Census Bureau

What Is It?

Every ten years, Americans fill out the census, which gives us a count of all people living in the United States and their demographics — including things like age, race, gender, income, and which country they were born in.

Census data is a goldmine of information. It influences which counties might get new health clinics, how much money is available for training teachers, and whether a town is ready for a new shopping mall. It also helps the federal government decide how to spend $1.5 trillion each year, and determines which states gain or lose seats in Congress, a process known as reapportionment.

This data extravaganza is run by the U.S. Census Bureau, which actually does a lot more than sending out a once-a-decade survey. For example, the Census Bureau runs the American Community Survey, which goes out every month to a smaller number of people in the U.S. and provides an ongoing picture of how the country is changing. Every five years, the Census Bureau runs the Economic Census, which collects information about American businesses in order to better understand the economy.

In April 2020, the Census Bureau launched the Household Pulse Survey to find out how the Covid-19 pandemic was affecting Americans across the country. It included questions about employment, health, household spending, and whether Americans have enough food.

Name check: The Census Bureau is a federal agency, a government-y word for department. There are dozens of agencies and departments, many of which you’re probably familiar with, like the Department of Education or the U.S. Postal Service.

Why It Matters to You

Lots of people rely on data from the Census Bureau to make decisions that impact your life. The federal government, state and local governments, businesses, nonprofit organizations – they all use census information to plan for the future.

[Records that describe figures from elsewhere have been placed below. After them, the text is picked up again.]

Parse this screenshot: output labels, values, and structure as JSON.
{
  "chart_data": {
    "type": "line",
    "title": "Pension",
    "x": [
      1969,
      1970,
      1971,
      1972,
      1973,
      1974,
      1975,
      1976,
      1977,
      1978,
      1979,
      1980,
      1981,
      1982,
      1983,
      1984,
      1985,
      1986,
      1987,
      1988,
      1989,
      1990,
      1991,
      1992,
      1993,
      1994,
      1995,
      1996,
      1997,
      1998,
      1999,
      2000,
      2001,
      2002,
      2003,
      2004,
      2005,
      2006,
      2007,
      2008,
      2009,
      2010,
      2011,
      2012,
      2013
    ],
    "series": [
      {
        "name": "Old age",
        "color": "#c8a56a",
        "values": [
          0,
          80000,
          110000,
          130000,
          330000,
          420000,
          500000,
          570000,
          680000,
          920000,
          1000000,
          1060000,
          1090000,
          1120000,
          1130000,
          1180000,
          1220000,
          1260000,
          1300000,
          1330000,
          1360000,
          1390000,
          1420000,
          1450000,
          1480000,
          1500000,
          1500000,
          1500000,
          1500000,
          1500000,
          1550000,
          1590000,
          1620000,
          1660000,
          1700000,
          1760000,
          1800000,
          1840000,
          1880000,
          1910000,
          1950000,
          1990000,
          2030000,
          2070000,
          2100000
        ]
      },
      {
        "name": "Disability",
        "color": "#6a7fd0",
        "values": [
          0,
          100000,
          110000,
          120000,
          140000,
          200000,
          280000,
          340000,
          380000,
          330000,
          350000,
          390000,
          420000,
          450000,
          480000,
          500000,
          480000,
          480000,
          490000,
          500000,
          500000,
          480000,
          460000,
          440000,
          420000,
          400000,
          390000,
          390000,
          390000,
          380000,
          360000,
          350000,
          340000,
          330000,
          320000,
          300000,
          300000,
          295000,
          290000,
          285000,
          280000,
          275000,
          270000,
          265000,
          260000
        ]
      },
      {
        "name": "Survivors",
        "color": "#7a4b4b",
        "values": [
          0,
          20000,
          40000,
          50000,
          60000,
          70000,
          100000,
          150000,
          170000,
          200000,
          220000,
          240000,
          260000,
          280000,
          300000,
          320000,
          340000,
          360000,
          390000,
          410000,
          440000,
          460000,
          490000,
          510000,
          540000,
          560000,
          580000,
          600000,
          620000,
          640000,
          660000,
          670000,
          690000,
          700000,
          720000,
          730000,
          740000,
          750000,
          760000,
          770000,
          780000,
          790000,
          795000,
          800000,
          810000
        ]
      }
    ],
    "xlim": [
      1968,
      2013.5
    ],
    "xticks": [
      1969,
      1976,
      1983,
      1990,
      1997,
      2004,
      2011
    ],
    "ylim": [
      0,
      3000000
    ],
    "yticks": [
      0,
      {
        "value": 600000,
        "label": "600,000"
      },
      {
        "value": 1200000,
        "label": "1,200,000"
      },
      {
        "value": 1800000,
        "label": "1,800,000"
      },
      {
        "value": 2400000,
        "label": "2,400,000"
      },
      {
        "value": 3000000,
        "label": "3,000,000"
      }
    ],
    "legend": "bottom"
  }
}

Census Bureau data helps federal, state, and local governments decide things like:

  • How many seats in Congress each state should have, based on population.
  • How many school children need free or reduced-price meals through the National School Lunch Program (currently, it’s tens of millions of kids).
  • How much funding to give high schools and community colleges across the country for vocational training programs.
  • Which communities are going to need new schools and libraries.
  • How much money we’ll need to provide health insurance to low-income people (through Medicaid and the Children’s Health Insurance Program) and seniors (through Medicare).

This information is important to people outside the government, too:

  • Health care companies use it to plan where to build or expand hospitals and clinics.
  • Retail chains use it to figure out where they should open new stores.
  • Homebuilders use it to estimate which neighborhoods are popular with young families that need extra bedrooms, or which communities attract people looking for low-cost apartments.
  • Companies use it to decide whether to expand and create new jobs in a town, city, or state.

How to Make an Impact

I’d Like to Comment on That

Federal agencies issue all kinds of rules related to how they do their jobs. They don’t get to just make stuff up though – they have to give the public a chance to comment. The Census Bureau is a federal agency, which means that if they want to make a significant change to how they operate, Americans will get to weigh in. Companies, advocacy groups, state and local governments, and experts submit comments all the time, and you can too.

Hello, Congress?

If you want to support or oppose a rule that a federal agency is considering, call, write, or meet with the person who represents you at the federal level: your member of Congress. Encourage them to submit their own public comment, put out a press release, schedule a meeting with the agency, or push for a hearing.

Hello, All My Other Elected Officials?

If a proposed rule is going to affect you, it’s probably going to affect a lot of other people in your community, too. That means you should reach out to your other elected officials – your governor, state senator, state assembly member, city council member – and ask them to submit comments, too. And since those people are probably on a first-name basis with your member of Congress, ask them to add their voice to the chorus.

See You in Court

That’s right, you can sue the government. While you probably won’t file a lawsuit on your own, advocacy organizations, states, and local governments sue the federal government all the time. If you want your state or local government to get involved in blocking a proposed rule, tell them. Or, look for an advocacy organization that works on the issue you care about.

On the Ground

People like you are having an impact across the country every day. Here are a few times people tried to change things at the Census Bureau:

  • In 2017, the Trump Administration began an effort to add a new question to the census, one asking whether the person filling out the form was a U.S. citizen. Dozens of advocacy organizations, states, and cities filed lawsuits and submitted public comments to kill the citizenship question. They argued that it would make non-citizens afraid to complete the census, resulting in less accurate data. Meanwhile, a majority of Americans told pollsters they supported adding the question.
  • Getting an accurate census count in rural communities can be tough, since people live and work farther apart from one another and some places require four-wheel drive to get to. In rural Colorado, an army of volunteers, nonprofit groups, and elected officials put in the hours to reach folks in the backcountry.
  • Michigan environmental activists used census data as ammunition in their fight to shut down a power facility that they said burdened an African-American neighborhood in Detroit.
  • LGBTQ advocacy groups have campaigned for years to get the Census Bureau to include a question on the once-a-decade census asking about sexual orientation and gender identity. They were unsuccessful for the 2020 census, and at least one group asked Congress to hold a hearing on the matter.
  • Black people have long been undercounted by the census. In the 1970s, a group of advocates started the Make Black Count initiative to solve the problem, and the National Urban League brought that effort back when it worried about Black census participation during the COVID-19 pandemic.